Intrinsic cyclic boron dipyrromethene nanoparticles with tumor-activated disassembly for enhanced phototherapeutic stability and efficacy
摘要
Cyclic molecular architectures offer unparalleled functional diversity and assembly advantages, holding significant promise for applications in nanomedicine. Herein, we propose a cyclic molecular engineering strategy designed to address the hydrophobicity of organic dyes while simultaneously enhancing their phototherapeutic efficacy.

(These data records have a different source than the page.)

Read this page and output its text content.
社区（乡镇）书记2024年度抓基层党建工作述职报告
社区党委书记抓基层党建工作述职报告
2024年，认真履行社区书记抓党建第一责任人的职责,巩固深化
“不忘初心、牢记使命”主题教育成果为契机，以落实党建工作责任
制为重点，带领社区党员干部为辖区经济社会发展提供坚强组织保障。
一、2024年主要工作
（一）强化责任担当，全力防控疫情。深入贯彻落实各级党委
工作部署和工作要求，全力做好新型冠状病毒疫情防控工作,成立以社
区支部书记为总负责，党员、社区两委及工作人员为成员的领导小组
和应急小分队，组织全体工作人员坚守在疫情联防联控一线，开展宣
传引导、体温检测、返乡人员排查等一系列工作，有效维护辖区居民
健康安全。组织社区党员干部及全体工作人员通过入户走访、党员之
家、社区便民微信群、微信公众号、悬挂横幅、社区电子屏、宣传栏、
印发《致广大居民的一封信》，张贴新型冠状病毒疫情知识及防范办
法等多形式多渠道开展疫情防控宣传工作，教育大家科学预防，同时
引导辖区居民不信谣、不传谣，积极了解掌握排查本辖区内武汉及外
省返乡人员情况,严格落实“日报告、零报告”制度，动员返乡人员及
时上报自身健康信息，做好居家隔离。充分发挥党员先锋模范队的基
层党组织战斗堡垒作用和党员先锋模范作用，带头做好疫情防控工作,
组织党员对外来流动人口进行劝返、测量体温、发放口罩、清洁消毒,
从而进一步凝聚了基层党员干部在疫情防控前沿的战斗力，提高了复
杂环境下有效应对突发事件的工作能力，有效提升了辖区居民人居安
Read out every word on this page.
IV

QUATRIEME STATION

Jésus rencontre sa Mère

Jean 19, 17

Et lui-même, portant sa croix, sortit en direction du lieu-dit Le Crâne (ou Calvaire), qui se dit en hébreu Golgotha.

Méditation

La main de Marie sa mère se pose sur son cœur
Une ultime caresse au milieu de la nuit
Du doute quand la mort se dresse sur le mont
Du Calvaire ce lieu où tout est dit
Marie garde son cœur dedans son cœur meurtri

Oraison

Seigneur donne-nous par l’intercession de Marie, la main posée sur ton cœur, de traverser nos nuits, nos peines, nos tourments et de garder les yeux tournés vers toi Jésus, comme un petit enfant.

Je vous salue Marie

Through esterification of the boron dipyrromethene (BDP) core with adipic acid (CB-c) or dithiodiacetic acid (CB-s), we developed self-assembling nanoparticles (NPs) with exceptional colloidal stability (>60 d) and microenvironment-responsive dissociation. CB-s NPs exhibited unique antiparallel dimeric packing in crystallographic studies, enabling robust H-aggregation. The redox-sensitive disulfide bonds in CB-s NPs conferred tumor-selective disassembly (90% dissociation within 30 h), facilitating spatiotemporally controlled therapeutic activation. In vivo studies demonstrated superior synergistic photodynamic/photothermal therapy (PDT/PTT) efficacy, achieving 92% tumor suppression. This work establishes cyclic architecture-driven supramolecular organization as a paradigm-shifting approach for developing multifunctional nanomaterials.